Just a few days ago, our last baby made his way into Earth, alive. Today was the day we were expecting him, so I was prepared for a tender All Saints Day. I had planned for my first day away from work to be Halloween, a day to reflect on the losses that led us to this moment.
Instead, he safely arrived early Thursday morning. My heart could rest for a moment. Littlest love sleeping contently on my chest, secure in the promise that God listens.
My little love has created a mantra during the tenuous last months of this pregnancy.
"I was your first baby?" he starts.
"Yep, you were." I reply.
"And this baby is your last baby?"
"Yes, he is."
"And all your other babies died," he affirms quietly.
It's a solemn reminder of the souls we've lost in the last four years of our family's journey. My child is aware of and impacted by loss in a healthier way than I am, reciting and repeating an oral family history as a way to process the way our family is different from so many others we know. I'm grateful for the opportunity to watch him grow as a brother. I'm anxious, though, too.
Three years ago yesterday was the morning of my first abortion procedure. I required medical intervention when my body refused to let go of our sweet Whisper. I've done so much work this year to trust that God continues to have a plan through this persistent pain, even when thoughtless comments from families and strangers invalidate the grief of losing our middle five children. I was ready to dive into the maelstrom of these emotions today, with a scheduled C-section at the hospital named for the defender of virgins.
Instead, I woke my family up for an early trip to the local clinic to take our 5-day-old addition for bloodwork. I struggle to accept this littlest one is really OK, trying to extract the most time with him every day. Every grumpy face. Every squeak and squeal. Every snuggle or hour awake in the deep of the night, I ponder these moments inside my heart.
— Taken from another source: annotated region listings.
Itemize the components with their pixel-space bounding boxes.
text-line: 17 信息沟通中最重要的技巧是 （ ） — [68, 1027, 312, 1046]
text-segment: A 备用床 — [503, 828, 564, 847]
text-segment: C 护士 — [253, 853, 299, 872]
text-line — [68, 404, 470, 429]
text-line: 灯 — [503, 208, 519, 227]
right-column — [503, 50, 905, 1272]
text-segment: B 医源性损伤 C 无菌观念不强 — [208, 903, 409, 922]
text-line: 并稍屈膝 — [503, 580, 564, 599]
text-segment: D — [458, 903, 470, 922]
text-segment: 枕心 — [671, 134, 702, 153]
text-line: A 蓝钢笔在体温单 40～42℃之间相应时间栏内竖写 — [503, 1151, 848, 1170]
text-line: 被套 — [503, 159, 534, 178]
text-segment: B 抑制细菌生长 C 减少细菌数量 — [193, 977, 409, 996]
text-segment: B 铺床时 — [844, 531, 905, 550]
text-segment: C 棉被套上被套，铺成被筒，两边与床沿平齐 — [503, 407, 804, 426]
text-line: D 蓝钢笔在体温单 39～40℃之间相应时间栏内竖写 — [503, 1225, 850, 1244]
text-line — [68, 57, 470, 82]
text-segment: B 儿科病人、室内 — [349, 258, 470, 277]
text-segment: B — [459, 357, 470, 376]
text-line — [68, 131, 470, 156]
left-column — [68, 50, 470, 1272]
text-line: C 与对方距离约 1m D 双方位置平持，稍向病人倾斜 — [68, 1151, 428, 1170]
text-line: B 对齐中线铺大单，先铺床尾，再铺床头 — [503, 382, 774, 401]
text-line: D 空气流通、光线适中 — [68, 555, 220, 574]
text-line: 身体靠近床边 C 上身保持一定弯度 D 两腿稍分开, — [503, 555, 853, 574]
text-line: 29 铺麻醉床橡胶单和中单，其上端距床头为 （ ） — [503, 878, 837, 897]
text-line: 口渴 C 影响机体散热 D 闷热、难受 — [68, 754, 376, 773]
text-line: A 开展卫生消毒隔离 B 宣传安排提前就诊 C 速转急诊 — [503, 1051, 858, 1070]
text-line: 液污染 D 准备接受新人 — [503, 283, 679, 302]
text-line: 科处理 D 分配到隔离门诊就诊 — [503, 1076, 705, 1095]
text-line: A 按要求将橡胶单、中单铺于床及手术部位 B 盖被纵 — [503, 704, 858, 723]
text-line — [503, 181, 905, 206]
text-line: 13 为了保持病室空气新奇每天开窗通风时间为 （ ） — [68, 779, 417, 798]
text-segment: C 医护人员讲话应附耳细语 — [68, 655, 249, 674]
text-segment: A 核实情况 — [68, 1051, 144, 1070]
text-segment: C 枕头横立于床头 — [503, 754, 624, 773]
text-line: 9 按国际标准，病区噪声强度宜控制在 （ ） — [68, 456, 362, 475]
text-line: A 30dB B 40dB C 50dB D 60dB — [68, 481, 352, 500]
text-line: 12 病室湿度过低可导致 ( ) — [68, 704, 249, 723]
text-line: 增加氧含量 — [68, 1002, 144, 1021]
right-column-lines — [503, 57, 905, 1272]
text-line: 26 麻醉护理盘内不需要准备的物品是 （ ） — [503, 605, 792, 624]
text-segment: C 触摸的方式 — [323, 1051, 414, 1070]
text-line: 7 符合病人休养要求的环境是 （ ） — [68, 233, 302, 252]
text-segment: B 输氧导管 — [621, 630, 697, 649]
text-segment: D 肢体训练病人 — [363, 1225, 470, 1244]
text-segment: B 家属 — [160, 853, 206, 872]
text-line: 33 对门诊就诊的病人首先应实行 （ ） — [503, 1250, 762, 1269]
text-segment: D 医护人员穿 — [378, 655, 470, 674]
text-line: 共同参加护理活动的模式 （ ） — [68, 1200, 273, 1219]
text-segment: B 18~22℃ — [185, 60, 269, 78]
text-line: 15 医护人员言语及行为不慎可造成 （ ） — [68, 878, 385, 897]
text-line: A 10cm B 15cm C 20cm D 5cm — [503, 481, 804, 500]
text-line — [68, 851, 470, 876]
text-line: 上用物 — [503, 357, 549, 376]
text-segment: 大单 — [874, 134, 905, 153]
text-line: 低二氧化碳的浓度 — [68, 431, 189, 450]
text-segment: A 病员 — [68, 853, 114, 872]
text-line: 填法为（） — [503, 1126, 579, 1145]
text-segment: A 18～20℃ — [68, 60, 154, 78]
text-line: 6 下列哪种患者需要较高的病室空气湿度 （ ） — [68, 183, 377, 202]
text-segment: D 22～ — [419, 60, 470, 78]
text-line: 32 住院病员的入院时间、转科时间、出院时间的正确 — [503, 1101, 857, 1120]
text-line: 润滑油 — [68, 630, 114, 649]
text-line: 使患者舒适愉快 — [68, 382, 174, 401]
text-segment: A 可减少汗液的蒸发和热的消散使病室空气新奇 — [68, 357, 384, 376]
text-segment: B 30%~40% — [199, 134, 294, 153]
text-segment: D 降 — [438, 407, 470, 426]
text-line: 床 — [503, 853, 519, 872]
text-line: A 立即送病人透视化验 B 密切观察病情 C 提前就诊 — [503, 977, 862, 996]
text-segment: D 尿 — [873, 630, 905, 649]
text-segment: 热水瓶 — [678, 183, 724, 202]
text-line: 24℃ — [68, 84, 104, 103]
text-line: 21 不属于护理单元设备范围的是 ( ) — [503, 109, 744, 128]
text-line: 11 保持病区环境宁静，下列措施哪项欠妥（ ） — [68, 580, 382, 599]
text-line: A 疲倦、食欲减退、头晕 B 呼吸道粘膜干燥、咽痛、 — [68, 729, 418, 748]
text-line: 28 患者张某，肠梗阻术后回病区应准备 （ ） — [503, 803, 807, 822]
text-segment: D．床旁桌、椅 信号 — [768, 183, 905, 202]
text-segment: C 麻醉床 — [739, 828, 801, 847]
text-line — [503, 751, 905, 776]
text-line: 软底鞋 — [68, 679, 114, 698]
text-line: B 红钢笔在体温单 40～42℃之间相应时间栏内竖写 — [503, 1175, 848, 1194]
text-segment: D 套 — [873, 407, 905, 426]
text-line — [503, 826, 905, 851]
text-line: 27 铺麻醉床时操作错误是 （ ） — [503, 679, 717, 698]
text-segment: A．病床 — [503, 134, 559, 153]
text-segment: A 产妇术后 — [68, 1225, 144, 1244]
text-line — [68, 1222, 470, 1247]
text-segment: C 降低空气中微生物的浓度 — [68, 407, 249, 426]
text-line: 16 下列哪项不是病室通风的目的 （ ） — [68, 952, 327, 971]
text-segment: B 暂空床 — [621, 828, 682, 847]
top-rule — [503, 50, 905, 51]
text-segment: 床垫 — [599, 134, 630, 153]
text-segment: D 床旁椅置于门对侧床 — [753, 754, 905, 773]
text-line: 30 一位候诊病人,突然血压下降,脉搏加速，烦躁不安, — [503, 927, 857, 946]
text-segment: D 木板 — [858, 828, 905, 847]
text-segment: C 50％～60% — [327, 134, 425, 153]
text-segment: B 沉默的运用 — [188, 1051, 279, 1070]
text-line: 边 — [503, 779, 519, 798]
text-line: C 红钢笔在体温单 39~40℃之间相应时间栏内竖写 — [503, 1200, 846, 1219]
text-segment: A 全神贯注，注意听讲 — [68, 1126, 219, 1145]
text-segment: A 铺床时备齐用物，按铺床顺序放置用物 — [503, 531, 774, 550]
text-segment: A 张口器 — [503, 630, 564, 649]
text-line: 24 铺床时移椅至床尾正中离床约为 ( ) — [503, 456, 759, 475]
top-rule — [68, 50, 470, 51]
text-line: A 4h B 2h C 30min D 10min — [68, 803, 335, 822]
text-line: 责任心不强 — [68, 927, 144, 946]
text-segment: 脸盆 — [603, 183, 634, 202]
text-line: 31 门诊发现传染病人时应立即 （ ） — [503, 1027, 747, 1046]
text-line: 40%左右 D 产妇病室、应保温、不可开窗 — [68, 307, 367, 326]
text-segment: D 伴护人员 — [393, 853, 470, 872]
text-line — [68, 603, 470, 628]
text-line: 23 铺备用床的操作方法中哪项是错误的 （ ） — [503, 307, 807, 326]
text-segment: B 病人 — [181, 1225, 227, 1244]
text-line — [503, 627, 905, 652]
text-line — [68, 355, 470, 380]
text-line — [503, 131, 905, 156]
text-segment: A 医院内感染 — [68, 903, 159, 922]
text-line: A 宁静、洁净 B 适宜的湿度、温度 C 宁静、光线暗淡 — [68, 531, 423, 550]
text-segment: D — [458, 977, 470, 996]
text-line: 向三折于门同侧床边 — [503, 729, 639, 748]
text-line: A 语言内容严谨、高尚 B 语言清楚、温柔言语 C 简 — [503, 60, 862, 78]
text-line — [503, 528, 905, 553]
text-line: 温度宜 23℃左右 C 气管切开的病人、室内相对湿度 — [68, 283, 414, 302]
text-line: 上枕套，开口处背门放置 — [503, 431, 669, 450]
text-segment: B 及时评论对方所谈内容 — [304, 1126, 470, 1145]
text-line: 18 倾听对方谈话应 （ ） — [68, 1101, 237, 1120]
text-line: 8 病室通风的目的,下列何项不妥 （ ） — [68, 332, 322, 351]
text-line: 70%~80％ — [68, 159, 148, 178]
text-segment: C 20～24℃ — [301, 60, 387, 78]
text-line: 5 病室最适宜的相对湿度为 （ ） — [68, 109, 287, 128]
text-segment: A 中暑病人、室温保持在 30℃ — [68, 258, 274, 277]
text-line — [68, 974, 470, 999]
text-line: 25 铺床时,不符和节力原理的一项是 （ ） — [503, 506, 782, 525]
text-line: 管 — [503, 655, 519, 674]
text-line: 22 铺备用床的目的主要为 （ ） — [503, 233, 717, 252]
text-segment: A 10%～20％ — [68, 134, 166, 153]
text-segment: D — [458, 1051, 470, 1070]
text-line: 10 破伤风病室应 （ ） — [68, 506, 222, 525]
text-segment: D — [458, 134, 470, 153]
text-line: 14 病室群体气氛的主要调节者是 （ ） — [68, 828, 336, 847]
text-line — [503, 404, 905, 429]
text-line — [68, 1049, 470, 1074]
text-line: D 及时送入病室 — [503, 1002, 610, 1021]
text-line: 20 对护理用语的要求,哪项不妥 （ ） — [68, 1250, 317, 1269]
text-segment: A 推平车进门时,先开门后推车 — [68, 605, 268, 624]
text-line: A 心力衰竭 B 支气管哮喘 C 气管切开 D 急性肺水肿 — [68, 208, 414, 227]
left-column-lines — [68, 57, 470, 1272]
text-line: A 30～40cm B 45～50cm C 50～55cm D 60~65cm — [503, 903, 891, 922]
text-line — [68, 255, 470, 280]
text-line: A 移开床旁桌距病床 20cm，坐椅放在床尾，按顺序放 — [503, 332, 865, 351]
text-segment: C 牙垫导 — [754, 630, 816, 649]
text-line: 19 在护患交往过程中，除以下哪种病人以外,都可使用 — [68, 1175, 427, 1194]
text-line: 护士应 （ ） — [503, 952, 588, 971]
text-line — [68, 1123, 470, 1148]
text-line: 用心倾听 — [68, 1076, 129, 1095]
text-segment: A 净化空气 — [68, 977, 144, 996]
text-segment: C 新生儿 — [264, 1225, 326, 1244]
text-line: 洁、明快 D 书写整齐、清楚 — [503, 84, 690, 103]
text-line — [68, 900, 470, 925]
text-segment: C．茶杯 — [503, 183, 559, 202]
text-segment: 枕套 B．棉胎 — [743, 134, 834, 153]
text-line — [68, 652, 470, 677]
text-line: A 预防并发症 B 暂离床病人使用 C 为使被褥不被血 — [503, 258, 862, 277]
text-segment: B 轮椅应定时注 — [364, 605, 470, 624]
Two days of doctors visits, carrying a carseat through the lobby of a crowded medical center has taken my anxiety and turned it up again. I want to shelter and protect my child from the dangers of the world in ways that I could not protect my middle children inside me. Already this littlest one is a fighter like his brother. He is blissfully unaware of the struggles before him, though I'm sure big brother will continue to share the family history in ways they both can understand.
Healing from a major surgery brings additional triggers, as clot after clot reinforces the painful experience of grief. I cling to hope, not in my littlest one sleeping beside me, but in the very blood of the Eucharist. Struggling to feed my newborn each night, I find inspiration in the same Eucharist: allowing God to use my body to feed the body of my child; reflecting on my helplessness and need for the Body of Christ to create and continue my own very life.
So, this All Saints Day, I can weep and rejoice with the complexity of life in Christ. I can give these big feelings room to rest and develop, space to ferment and mature. I can hold my family with grace, but set firm boundaries in place.
Praise God who loves us. Praise God who listens. Help me remember those who love God well, following their examples of obedience and perseverance. Help me join in the fellowship of Christ's suffering, finding joy.